The owner of G-A-Y nightclub in London has mounted a legal challenge against the Government’s policy of all bars, nightclubs and restaurants having to close at 10pm.
Jeremy Joseph, who runs the well-known club, has said he is seeking a judicial review to overturn the controversial curfew.
It has been criticised for pushing out pub-goers and diners onto the streets and transport network at the same time, making social distancing difficult.
G-A-Y’s legal team wrote to the secretary of state, Matt Hancock, at the Department of Health and Social Care with a formal challenge regarding the scientific justifications for the policy.
Mr Joseph said: ‘The 10pm curfew which has now been in place for the last two weeks and has been detrimental to the hospitality sector, including G-A-Y, makes absolutely no sense.
‘It does the opposite of protecting people by pushing them onto the street at the same time.
‘They are going from being safe inside venues with staggered closing times to unsafe on overcrowded streets and overloaded public transport.’
The Prime Minister announced the new 10pm curfew for pubs, clubs, bars and restaurants on September 24, less than three months after sites had welcomed customers again following lockdown measures.

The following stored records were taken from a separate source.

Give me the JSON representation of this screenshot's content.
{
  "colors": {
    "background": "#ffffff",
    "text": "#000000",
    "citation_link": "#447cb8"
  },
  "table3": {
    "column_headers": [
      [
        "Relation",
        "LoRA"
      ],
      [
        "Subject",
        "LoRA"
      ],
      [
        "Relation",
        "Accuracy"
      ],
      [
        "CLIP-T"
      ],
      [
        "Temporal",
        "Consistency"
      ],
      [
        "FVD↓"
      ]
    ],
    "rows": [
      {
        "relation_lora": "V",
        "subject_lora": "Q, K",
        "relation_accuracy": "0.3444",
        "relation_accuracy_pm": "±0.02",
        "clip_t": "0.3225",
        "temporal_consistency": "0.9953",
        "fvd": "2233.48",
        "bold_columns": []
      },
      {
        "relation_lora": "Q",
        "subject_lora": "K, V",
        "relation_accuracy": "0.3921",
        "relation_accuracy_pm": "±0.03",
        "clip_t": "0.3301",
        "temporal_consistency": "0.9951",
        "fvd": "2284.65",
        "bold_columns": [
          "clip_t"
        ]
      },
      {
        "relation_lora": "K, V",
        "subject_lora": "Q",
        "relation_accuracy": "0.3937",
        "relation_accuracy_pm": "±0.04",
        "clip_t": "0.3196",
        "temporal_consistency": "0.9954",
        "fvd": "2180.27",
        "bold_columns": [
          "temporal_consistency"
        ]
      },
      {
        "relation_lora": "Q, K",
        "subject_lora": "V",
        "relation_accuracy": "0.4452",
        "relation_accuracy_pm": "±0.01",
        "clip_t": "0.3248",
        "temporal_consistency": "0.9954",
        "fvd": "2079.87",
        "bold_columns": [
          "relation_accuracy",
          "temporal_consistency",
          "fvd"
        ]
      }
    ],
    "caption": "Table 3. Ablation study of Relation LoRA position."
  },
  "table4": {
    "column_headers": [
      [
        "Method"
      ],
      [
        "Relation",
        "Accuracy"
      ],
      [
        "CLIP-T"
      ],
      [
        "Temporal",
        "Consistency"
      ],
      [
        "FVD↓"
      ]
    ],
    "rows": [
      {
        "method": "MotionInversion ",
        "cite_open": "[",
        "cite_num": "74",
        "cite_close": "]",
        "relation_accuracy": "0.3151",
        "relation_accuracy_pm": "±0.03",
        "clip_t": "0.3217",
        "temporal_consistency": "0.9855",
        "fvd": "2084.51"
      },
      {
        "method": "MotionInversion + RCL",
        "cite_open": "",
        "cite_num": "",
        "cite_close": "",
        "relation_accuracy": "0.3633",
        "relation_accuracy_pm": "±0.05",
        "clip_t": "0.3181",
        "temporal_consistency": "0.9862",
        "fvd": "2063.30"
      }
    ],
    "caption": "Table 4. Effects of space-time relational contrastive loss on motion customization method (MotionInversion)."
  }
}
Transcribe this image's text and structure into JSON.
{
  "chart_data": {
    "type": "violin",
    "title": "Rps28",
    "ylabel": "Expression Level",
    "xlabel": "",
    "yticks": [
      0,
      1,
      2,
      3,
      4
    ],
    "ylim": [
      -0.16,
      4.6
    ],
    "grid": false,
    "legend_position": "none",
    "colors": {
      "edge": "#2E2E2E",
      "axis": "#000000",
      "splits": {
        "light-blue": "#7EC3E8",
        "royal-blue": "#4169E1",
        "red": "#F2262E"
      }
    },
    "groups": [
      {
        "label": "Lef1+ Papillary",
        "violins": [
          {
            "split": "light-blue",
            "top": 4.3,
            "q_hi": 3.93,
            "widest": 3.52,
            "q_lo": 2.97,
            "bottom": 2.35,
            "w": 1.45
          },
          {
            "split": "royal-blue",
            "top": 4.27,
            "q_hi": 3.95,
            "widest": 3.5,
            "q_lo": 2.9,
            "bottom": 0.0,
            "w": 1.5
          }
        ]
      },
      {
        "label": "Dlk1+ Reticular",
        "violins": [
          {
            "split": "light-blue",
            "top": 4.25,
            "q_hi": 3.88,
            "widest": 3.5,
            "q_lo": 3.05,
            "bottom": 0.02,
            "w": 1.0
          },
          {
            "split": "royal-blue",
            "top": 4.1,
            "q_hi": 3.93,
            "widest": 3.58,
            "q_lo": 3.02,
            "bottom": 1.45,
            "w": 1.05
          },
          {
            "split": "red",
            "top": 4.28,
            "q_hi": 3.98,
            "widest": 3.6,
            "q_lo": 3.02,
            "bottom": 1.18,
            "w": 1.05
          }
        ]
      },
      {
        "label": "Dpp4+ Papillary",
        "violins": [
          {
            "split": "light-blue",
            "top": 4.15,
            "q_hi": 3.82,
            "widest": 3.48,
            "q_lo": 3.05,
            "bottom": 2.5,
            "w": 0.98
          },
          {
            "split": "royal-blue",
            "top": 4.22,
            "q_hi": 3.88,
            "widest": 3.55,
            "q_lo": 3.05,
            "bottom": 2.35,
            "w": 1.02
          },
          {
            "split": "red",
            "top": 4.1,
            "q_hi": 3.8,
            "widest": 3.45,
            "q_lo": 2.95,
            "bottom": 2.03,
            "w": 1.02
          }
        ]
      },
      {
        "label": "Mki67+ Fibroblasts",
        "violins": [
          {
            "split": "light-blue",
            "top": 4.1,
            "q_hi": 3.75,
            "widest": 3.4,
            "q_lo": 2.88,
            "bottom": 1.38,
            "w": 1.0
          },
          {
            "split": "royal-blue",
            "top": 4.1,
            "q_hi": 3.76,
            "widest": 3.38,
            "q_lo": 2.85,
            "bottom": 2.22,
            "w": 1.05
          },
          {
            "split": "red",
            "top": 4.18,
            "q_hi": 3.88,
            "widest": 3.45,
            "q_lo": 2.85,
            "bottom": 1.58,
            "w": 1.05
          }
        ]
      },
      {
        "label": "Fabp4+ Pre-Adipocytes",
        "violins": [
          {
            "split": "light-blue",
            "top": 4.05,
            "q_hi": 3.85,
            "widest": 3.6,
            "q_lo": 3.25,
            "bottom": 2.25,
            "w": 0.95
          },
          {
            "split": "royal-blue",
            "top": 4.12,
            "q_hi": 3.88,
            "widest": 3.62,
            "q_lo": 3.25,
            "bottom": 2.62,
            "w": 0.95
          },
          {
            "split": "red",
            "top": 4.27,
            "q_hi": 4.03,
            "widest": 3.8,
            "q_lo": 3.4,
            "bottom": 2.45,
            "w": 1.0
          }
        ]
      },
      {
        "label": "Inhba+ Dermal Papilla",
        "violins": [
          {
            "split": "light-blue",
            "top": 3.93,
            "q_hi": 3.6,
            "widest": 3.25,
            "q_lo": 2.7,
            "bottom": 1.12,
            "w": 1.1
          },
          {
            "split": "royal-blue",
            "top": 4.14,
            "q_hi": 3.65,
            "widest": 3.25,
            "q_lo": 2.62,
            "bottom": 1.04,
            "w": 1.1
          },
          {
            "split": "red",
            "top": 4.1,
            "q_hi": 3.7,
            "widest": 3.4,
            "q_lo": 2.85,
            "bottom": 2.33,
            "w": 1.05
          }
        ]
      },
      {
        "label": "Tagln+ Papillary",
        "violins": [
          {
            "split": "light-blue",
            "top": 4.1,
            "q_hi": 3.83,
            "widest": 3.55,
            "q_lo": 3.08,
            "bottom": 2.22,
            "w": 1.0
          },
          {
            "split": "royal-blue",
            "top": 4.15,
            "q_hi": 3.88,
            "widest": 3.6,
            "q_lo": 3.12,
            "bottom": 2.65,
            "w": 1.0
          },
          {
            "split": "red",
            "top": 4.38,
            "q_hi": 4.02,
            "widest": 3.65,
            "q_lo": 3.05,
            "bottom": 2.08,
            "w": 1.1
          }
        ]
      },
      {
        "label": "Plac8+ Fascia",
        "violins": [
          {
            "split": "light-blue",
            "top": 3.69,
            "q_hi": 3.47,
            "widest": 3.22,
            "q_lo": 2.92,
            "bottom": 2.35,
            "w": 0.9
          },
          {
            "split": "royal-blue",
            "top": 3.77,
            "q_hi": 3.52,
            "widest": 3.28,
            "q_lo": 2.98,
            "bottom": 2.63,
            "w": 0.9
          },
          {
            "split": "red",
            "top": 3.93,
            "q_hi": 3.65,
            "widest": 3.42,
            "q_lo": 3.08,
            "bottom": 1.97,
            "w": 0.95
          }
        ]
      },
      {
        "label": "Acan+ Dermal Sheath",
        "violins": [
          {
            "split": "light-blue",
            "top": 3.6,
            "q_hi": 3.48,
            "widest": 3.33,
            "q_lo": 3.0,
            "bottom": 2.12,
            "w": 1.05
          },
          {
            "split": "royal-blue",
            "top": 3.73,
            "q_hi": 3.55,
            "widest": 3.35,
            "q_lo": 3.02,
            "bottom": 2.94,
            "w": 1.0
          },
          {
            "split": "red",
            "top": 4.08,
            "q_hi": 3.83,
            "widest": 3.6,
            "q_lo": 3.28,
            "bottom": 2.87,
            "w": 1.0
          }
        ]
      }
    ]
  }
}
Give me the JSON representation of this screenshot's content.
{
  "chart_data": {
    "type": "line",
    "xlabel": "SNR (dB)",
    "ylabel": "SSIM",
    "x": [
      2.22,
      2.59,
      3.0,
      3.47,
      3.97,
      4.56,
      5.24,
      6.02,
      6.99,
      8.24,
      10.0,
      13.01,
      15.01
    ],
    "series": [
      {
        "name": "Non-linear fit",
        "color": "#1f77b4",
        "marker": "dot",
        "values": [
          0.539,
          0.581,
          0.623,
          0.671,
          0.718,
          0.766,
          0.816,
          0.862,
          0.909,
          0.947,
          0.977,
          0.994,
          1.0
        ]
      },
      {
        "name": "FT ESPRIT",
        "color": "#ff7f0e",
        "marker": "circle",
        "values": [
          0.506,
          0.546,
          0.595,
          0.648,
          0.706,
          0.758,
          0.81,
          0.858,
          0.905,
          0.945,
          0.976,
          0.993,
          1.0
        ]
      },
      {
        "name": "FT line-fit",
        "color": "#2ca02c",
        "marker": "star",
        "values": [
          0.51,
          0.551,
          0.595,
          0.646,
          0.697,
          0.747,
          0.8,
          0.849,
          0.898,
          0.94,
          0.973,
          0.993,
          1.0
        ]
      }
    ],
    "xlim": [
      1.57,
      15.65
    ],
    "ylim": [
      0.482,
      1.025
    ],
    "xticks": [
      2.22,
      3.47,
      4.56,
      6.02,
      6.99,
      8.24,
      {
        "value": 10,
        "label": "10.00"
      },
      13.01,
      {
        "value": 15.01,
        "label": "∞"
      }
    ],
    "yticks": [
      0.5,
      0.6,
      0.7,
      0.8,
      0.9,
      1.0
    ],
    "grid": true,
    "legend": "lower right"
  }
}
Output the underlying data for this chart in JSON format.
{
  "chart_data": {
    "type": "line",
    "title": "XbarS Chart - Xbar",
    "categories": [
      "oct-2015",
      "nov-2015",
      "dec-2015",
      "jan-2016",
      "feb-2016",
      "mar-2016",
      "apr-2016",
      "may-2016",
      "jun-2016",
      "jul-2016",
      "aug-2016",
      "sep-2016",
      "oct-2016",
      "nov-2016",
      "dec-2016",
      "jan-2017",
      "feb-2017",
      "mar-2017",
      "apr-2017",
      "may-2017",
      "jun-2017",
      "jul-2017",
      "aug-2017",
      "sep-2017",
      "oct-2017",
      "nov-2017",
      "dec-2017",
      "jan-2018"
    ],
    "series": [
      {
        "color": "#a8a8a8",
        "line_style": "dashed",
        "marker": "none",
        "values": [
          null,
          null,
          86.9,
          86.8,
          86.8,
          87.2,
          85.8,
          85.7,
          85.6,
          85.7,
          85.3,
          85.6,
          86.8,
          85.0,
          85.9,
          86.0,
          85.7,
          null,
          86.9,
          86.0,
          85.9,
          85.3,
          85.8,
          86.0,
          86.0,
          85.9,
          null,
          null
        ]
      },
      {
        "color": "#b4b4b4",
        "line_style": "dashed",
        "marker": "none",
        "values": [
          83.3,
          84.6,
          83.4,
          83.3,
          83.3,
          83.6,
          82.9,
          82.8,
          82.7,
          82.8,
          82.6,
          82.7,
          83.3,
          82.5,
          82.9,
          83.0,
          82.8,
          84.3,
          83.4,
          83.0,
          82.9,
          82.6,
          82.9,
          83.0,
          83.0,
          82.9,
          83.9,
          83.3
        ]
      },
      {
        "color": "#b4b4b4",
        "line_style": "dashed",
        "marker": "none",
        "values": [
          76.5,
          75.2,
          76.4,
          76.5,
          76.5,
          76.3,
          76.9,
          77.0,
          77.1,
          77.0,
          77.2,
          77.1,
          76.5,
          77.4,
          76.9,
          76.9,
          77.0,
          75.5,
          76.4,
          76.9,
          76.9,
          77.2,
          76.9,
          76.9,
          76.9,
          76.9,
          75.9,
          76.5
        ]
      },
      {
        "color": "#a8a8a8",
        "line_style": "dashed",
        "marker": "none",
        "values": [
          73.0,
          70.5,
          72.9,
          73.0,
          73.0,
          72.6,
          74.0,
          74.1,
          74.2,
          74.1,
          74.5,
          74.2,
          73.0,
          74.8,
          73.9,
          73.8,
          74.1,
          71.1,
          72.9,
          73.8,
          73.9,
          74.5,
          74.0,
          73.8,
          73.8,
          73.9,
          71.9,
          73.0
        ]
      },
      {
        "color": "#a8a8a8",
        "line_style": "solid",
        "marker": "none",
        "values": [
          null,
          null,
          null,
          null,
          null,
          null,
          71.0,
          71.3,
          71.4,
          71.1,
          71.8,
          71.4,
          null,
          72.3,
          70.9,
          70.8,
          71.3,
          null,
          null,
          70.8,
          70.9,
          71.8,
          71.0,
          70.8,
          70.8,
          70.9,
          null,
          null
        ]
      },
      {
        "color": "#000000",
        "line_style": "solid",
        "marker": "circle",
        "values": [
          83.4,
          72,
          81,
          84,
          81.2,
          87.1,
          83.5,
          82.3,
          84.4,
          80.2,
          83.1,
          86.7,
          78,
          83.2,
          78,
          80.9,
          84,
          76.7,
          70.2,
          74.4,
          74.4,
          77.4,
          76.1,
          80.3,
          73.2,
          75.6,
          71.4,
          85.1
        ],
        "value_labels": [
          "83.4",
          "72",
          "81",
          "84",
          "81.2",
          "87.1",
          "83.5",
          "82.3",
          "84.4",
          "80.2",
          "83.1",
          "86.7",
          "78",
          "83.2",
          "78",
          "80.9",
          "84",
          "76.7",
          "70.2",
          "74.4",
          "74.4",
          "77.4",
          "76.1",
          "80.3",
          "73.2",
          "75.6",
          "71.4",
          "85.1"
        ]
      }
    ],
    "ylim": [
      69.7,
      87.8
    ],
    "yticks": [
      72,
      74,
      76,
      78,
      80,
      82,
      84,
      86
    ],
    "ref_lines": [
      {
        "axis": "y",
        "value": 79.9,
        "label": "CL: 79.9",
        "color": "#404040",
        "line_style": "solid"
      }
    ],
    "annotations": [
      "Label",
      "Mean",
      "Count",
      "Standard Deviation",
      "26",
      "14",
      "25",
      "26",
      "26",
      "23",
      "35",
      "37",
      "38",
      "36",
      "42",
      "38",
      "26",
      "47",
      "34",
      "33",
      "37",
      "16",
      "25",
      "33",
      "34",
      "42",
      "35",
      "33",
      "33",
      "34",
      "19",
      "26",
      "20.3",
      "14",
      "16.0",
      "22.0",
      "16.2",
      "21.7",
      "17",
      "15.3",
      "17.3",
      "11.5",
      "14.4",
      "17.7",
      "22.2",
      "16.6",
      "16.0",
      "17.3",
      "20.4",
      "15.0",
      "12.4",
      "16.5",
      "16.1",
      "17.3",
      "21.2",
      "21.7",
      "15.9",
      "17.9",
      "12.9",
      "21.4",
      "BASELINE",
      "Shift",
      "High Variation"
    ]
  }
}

Mr Joseph, who owns four venues, added: ‘This Government has failed to show why the 10pm curfew was put in place and has published no scientific evidence to substantiate its implementation.
‘It seems to direct the blame for this action on the sector, consistently treating the night-time economy as a scapegoat when, in fact, we have years of operational experience of keeping customers safe, and have spent substantial time and effort making sure our venues are Covid secure.’
The legal team has asked the Government to highlight scientific evidence provided by Sage (the Scientific Advisory Group for Emergencies) or other bodies and any impact assessment relating to the curfew by Tuesday.
Michael Kill, chief executive of the Night Time Industries Association, said: ‘The implementation of the 10pm curfew and further restrictions on the sector has had a catastrophic impact on business levels, resulting in thousands of businesses making the difficult decision to close the doors, or make staff redundant.’